Na visão de analistas independentes, os dados que explicam o fraco desempenho da economia doméstica nos últimos anos continuam presentes e não foram ainda eliminados pela incipiente reação indicada pelos números do IBGE e de outras instituições. O desemprego mantém-se elevado, batendo em 13,1% em abril, um novo recorde, e a renda voltou a cair 3,5% na comparação com igual período de 2003. Os juros continuam nas alturas, encarecendo o custo dos empréstimos para empresas e pessoas físicas, e manteve-se a política de arrocho aos gastos públicos, obrigando o governo a reduzir compras e investimentos, ajudando a esfriar ainda mais a economia.

Estabilidade em risco

“Os dados mostram que o elevador simplesmente parou de despencar, já que a comparação toma como base o primeiro trimestre do ano passado e nada foi pior do que aquele período”, comenta o economista Carlos Eduardo Frickmann Young, professor de contas nacionais e economia do meio ambiente do Instituto de Economia da Universidade Federal do Rio de Janeiro (UFRJ). Ainda mais incisiva, a equipe de analistas da Global Invest, consultoria econômica com sede em Curitiba (PR), decreta a falência do modelo econômico, adotado no país, de resto, há mais de década. “A política econômica vem sendo conduzida de forma equivocada e corre sério risco de insucesso”, avalia a consultoria em recente relatório.

Young lembra que a economia se encontrava literalmente paralisada nos primeiros meses do ano passado, na seqüência de um período de disparada do dólar, seguido de elevação de preços e juros. A mistura, explosiva para as pretensões de crescimento de qualquer economia, era temperada por quase sete anos consecutivos de queda na renda do brasileiro - condições que persistem, hoje, em suas linhas gerais. O dólar recuou, desde então, e os juros baixaram, mas mantêmse entre os mais altos do mundo, aponta a Global Invest, enquanto o consumidor continua sem renda e sem emprego.

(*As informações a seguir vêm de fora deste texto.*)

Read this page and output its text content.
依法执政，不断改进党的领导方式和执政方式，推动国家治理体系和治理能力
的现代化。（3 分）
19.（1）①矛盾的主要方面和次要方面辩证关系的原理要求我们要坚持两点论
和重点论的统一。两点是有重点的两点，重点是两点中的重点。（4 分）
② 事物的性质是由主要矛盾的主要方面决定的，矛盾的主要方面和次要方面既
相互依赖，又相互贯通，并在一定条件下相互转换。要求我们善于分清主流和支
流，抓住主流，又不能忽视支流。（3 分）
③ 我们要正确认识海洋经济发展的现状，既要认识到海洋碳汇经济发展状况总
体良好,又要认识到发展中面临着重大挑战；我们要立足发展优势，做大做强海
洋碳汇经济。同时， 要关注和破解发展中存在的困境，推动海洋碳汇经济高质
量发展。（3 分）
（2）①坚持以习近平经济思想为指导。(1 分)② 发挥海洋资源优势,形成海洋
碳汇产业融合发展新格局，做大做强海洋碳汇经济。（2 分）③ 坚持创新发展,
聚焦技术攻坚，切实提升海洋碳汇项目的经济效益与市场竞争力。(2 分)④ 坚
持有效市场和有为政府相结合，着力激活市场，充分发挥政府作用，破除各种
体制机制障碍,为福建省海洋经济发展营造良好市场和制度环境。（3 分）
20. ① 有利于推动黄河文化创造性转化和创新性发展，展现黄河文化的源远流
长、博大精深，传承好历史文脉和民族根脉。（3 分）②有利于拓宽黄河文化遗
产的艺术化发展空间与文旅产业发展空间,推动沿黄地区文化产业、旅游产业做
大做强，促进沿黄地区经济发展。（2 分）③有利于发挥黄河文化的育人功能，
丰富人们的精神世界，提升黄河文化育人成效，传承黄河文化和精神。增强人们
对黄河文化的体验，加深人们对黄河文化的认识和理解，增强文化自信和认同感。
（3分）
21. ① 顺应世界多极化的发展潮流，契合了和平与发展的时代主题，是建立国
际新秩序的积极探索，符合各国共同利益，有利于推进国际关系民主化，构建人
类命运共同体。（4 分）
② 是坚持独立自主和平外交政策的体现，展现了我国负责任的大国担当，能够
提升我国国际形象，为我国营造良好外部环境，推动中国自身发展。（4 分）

O modelo econômico, ou seja, o conjunto de políticas econômicas definidas pelo governo, prossegue a Global Invest, não só não consegue promover o crescimento, como cria novas distorções na economia, que ameaçam a própria estabilidade econômica e institucional.

Remédio é doença

A política de arrocho fiscal (baseada no aumento de impostos e em cortes de investimentos) e de juros altos, reforça Young, opera como um Robin Hood às avessas: tira recursos dos pobres (via cobrança de impostos e redução de gastos públicos, que afeta a qualidade dos serviços oferecidos às faixas de renda mais baixa) para transferi-los aos mais ricos, por meio do pagamento de juros eleva- dos aos donos do capital, participantes da ciranda financeira.

“A situação social já é crítica -com um grau de informalidade imensurável, pobreza e violência- e piora na medida em que o endividamento do Estado (agravado pela política de juros altos) o imobiliza e impossibilita a atuação do setor privado”, analisa a Global Invest, para concluir que, depois de dez anos de aplicação ininterrupta, “o remédio (juros altos) virou doença”.

Numa primeira etapa, entre 1994 e 1999, o governo adotou a política de juros altos para atrair recursos externos e compensar a torra de dólares promovida pela abertura da economia e pelo dólar barato, que inundaram o país de quinquilharias importadas, causando fechamento de empresas e desemprego, desestruturando setores inteiros na economia. Depois de 1999, lembra a Global Invest, quando o dólar explodiu sob o peso de um rombo de bilhões de dólares nas contas externas brasileiras, manteve-se a política de juros altos para esfriar a demanda doméstica e segurar os preços.

Oportunidade perdida

Sem consumo, as empresas não teriam como repassar altas de preços aos seus produtos, contribuindo para derrubar a inflação, raciocinava a equipe econômica. O que deveria ser uma política de transição, adotada momentaneamente para conter um surto temporário de avanço inflacionário, transformou- se numa política permanente, que continua produzindo danos também permanentes para a economia, aponta a consultoria.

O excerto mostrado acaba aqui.